Thursday, March 27, 2014

Ex-official of Hamas-linked CAIR hails victory over “Zionist Hollywood”

Ex-official of Hamas-linked CAIR hails victory over “Zionist Hollywood”

McGoldrickZionistHollywoodIslamic supremacist activist Cyrus McGoldrick, a former official of Hamas-linked CAIR’s New York chapter, is thumping his chest on his Facebook page over ABC’s cancellation of Alice in Arabia:
Cyrus McGoldrick
8 mins ·
Getting ‪#‎AliceInArabia‬ cancelled was a good move – I’m glad it got done so quickly, too. These skirmishes with Zionist Hollywood should be easy and decisive, and I’m so pleasantly surprised that this was. S/o to ADC, CAIR, and the many individuals who stormed the internet and handled this.
I have a question, though, based on what activists said in media: Is “representation” the issue? Do we really need film terrorists played by real Arabs as opposed to random brown people? Do we really want to spend time asking the US military (the greatest force of destruction in decades) to accommodate religious beliefs so we can join it?
Wouldn’t it be better to turn off the mainstream TV networks? Wouldn’t it be better to oppose military recruitment in our communities?

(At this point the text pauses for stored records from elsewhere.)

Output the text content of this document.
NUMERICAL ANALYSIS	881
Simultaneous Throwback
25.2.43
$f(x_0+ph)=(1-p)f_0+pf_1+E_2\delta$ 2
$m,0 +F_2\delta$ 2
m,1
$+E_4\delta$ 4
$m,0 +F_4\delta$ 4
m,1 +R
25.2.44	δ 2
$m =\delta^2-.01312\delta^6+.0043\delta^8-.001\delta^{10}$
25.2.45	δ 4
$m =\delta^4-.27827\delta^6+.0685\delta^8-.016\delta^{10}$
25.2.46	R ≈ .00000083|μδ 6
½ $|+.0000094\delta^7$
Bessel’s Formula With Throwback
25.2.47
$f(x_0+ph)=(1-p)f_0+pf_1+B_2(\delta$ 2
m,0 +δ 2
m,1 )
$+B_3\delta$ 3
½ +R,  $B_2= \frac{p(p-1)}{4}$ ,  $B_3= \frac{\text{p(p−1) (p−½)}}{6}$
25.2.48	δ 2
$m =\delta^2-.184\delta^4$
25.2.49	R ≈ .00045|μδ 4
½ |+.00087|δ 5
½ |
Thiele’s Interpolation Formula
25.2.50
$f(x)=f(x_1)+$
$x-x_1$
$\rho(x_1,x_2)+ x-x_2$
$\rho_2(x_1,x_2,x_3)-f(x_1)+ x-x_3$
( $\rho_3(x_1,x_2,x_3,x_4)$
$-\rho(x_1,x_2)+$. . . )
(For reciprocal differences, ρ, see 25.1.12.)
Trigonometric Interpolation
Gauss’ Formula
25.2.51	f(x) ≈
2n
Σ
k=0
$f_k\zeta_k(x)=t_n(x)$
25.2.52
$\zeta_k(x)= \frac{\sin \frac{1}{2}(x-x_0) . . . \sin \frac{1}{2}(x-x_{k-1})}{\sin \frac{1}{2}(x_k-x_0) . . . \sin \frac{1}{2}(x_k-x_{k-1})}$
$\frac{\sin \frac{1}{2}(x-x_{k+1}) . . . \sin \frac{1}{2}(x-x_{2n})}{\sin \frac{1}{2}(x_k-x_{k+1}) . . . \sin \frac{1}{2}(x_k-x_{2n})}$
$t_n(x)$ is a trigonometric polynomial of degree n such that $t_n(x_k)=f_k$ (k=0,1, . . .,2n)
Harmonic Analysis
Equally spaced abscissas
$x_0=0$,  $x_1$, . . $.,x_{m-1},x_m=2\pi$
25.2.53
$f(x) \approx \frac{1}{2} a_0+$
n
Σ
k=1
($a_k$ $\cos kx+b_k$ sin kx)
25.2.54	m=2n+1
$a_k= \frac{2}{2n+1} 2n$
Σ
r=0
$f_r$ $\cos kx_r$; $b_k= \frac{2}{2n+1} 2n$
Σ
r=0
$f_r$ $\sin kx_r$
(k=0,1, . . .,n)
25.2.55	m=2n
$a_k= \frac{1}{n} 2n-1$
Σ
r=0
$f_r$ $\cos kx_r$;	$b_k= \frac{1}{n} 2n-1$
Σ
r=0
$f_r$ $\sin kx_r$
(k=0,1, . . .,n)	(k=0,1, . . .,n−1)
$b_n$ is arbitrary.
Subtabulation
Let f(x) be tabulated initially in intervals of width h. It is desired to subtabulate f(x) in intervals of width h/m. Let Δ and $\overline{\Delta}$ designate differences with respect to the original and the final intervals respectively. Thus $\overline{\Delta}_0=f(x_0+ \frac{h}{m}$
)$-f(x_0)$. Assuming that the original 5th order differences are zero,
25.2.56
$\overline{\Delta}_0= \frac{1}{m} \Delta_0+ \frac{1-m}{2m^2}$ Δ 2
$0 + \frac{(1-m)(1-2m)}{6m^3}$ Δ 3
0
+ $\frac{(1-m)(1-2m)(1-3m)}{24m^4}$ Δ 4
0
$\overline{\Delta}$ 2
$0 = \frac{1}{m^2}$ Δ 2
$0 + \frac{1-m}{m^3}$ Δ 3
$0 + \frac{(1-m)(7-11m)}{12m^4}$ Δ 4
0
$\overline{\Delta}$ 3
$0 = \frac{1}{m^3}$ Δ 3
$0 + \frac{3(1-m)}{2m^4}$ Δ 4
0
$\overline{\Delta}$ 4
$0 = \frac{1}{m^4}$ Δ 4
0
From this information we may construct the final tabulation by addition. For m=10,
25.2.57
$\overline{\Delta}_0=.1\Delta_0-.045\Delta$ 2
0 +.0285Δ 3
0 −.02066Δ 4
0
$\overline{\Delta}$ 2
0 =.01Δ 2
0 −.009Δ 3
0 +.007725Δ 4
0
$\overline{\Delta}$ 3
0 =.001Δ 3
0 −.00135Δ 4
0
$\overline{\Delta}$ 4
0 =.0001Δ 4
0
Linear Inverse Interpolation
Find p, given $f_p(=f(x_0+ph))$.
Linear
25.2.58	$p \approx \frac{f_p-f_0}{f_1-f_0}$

My connection of culture with war is deliberate. Shows like “Homeland” are bullets in imperialist guns.
McGoldrick, who is now Executive Director of Majlis ash-Shura of Metro New York and Outreach Director of the National Coalition to Protect Civil Freedoms, is a particularly thuggish Islamic supremacist who has threatened Muslims who talked to law enforcement:
McGoldrickSnitchesStitches.jpg
He has done this more than once. He has also cheerfully defamed terrorism researcher Steven Emerson on Twitter. So it’s no surprise that he would include this ugly whiff of Islamic antisemitism in his Facebook message, as well as suggest that the resistance to jihad terrorism is entirely a function of the U.S. imperialist war machine (an increasingly risible claim in the age of Obama, as American influence and power are nearing total collapse).
He has questions, and so I will answer them:
Is “representation” the issue? Do we really need film terrorists played by real Arabs as opposed to random brown people?

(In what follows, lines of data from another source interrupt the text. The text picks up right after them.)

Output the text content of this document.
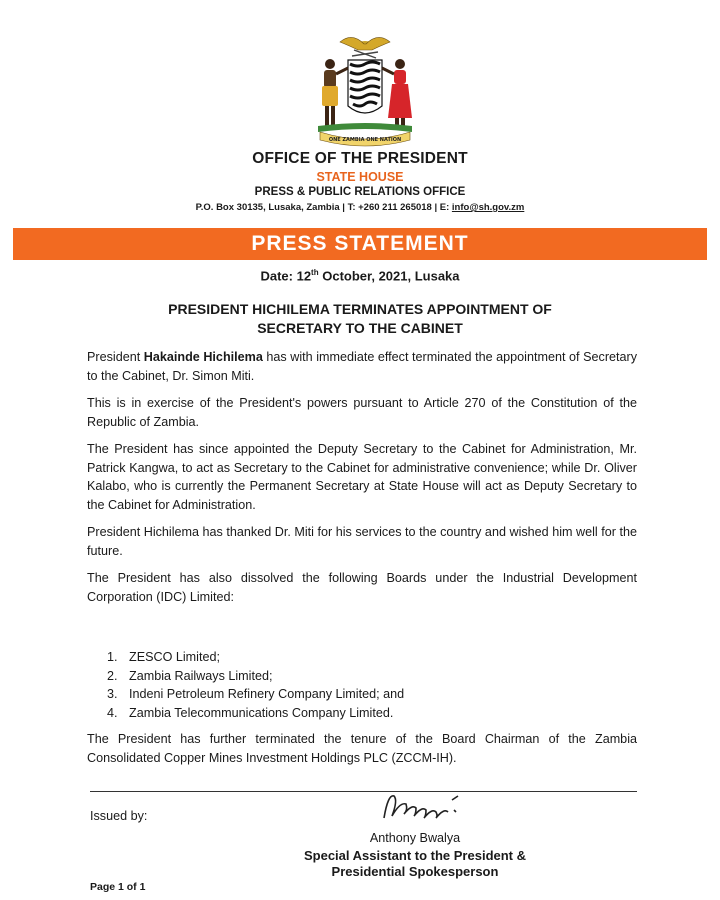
ONE ZAMBIA ONE NATION
OFFICE OF THE PRESIDENT
STATE HOUSE
PRESS & PUBLIC RELATIONS OFFICE
P.O. Box 30135, Lusaka, Zambia | T: +260 211 265018 | E: info@sh.gov.zm
PRESS STATEMENT
Date: 12th October, 2021, Lusaka
PRESIDENT HICHILEMA TERMINATES APPOINTMENT OF
SECRETARY TO THE CABINET

President Hakainde Hichilema has with immediate effect terminated the appointment of Secretary to the Cabinet, Dr. Simon Miti.

This is in exercise of the President's powers pursuant to Article 270 of the Constitution of the Republic of Zambia.

The President has since appointed the Deputy Secretary to the Cabinet for Administration, Mr. Patrick Kangwa, to act as Secretary to the Cabinet for administrative convenience; while Dr. Oliver Kalabo, who is currently the Permanent Secretary at State House will act as Deputy Secretary to the Cabinet for Administration.

President Hichilema has thanked Dr. Miti for his services to the country and wished him well for the future.

The President has also dissolved the following Boards under the Industrial Development Corporation (IDC) Limited:

1. ZESCO Limited;
2. Zambia Railways Limited;
3. Indeni Petroleum Refinery Company Limited; and
4. Zambia Telecommunications Company Limited.
The President has further terminated the tenure of the Board Chairman of the Zambia Consolidated Copper Mines Investment Holdings PLC (ZCCM-IH).
Issued by:
Anthony Bwalya
Special Assistant to the President &
Presidential Spokesperson
Page 1 of 1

Yes, we need jihad terrorists on film — at least in films that purport to deal with the threat of terrorism, as the global jihad is the world’s largest single terror threat today. Any presentation on terrorism that ignores or downplays it is dishonest. Must they be Arabs, or “brown people”? Absolutely not — and McGoldrick’s question reflects his assumption (whether sincerely held or used as a tactic, I don’t know) that those who oppose jihad terror are motivated by racism. In reality, the jihad imperative is believed in and advanced by people of all races. A good movie could be made about the life journeys of Adam Gadahn or John Walker Lindh, white Americans who converted to Islam and ended up joining jihad terror groups. Would McGoldrick consider such a film (which would never be made, since in reality what McGoldrick calls “Zionist Hollywood” is almost entirely subservient to the Islamic supremacist agenda of avoiding any topic that could be construed by groups like Hamas-linked CAIR and individuals like McGoldrick as offensive to Islam.
Do we really want to spend time asking the US military (the greatest force of destruction in decades) to accommodate religious beliefs so we can join it?
“The greatest force of destruction in decades.” In any case, aside from that noxious and inaccurate remark, McGoldrick assumes that the US military doesn’t accommodate religious beliefs. On what does he base this? Did it not bend over backwards to accommodate Major Nidal Malik Hasan, promoting and praising him even after the jihadist sentiments that ultimately led him to murder thirteen Americans in the cause of Islam at Fort Hood became well known? Did it not change its uniform policy to accommodate Muslims who wanted to wear a turban? This is an example of how, in their endless quest to portray themselves as victims and thus as entitled to special accommodation, Islamic supremacists and Leftists depart from reality and enter into the realm of absolute fantasy.
Wouldn’t it be better to turn off the mainstream TV networks? Wouldn’t it be better to oppose military recruitment in our communities?
Well, Cyrus, you’re already opposing Muslims working with law enforcement officials to stop jihad terror plots, so such recommendations are at least consistent.
“My connection of culture with war is deliberate. Shows like ‘Homeland’ are bullets in imperialist guns.”
Maybe. But this is certain: the cancellation of shows like Alice in Arabia under pressure from a Hamas-linked Islamic supremacist group is a battle won in that same war.